A European perennial mint in the salvia family (Salvia officialis) with aromatic leaves. Or a person who is wise, prudent and offers good judgement. Their wisdom gained through experience and reflection. It’s the reflection that leads to wisdom. One can live a lifetime of experiences and be unwise. It is the time spent in reflection that cultivates wisdom. In Merriam-Webster, the definition of reflection is divided two ways: reflection as a briefly expressed opinion or reflection as a cause of shame.
That blind-sided me. Shame provokes or engenders reflection. There seems to be a few missing beads between shame and reflection. Like comparison and contrition. Shame is such a loaded word but it is the correct word. It is the progenitor of arriving at wisdom. Something happens. Something bad or wrong or unfortunate. Something that doesn’t go exactly as planned or hoped. And we take inventory. We ask, Why me? Why didn’t I get what I wanted or end up where I planned? How did I get here? What did I do wrong?
And then the recounting begins. We take inventory. We must admit that we didn’t plan properly. We didn’t anticipate contingencies. We were short-sighted or lacked endurance. We were overly optimistic or premature. Maybe we lost our nerve, got scared, felt insecure and quit, abandoning the efforts. Maybe we changed our minds, realized that it wasn’t something we really wanted, ever wanted…or maybe no longer wanted. And we’ve squandered time and resources toward an endeavor for what?
Then we accept responsibility. Admit defeat. Acknowledge failures. While it is easy to shift and redirect blame onto others, the ultimate burden lies at our own feet. Displacing accountability onto other people or factors never leads to wisdom.
Wisdom requires shame and humility. And humility leads to contrition. And contrition leads to wisdom. It’s built into the declarative prayer at the beginning of a Catholic Mass.
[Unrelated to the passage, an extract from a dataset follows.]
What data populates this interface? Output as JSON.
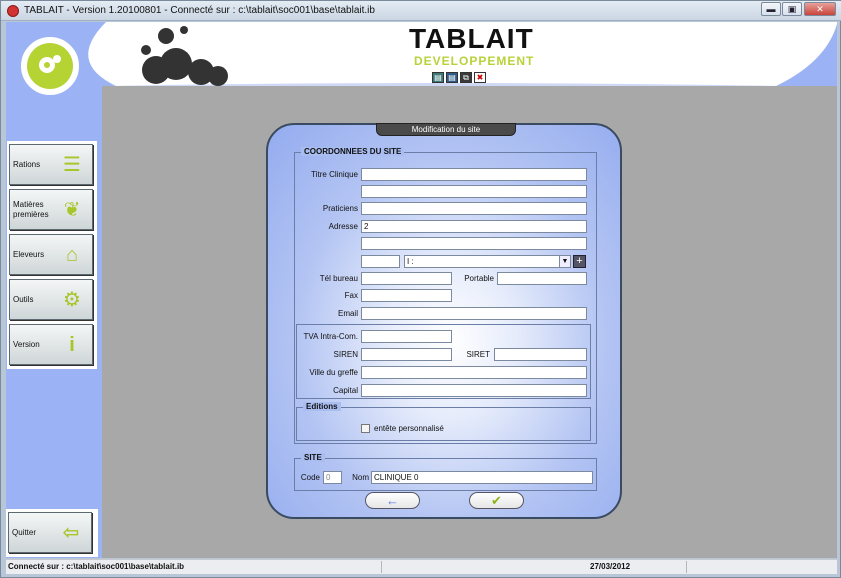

I confess to almighty God and to you, my brothers and sisters, that I have greatly sinned, in my thoughts and in my words, in what I have done and in what I have failed to do, (Striking breast) through my fault, through my fault, through my most grievous fault; therefore I ask blessed Mary ever-Virgin, all the Angels and Saints, and you, my brothers and sisters, to pray for me to the Lord our God.
An ancient human act to stand shamed and contrite before our brethren and declare, definitely, that we’ve fucked up. Grievously fucked everything up and we are sorry. And then the faint, hinted kernel of hope….that we are redeemed, redeemable, worthy, have a shred of hope if the heavens shall pray for us. But the hope begins in our humility to ask for others to see us, see our wretchedness and pray for us.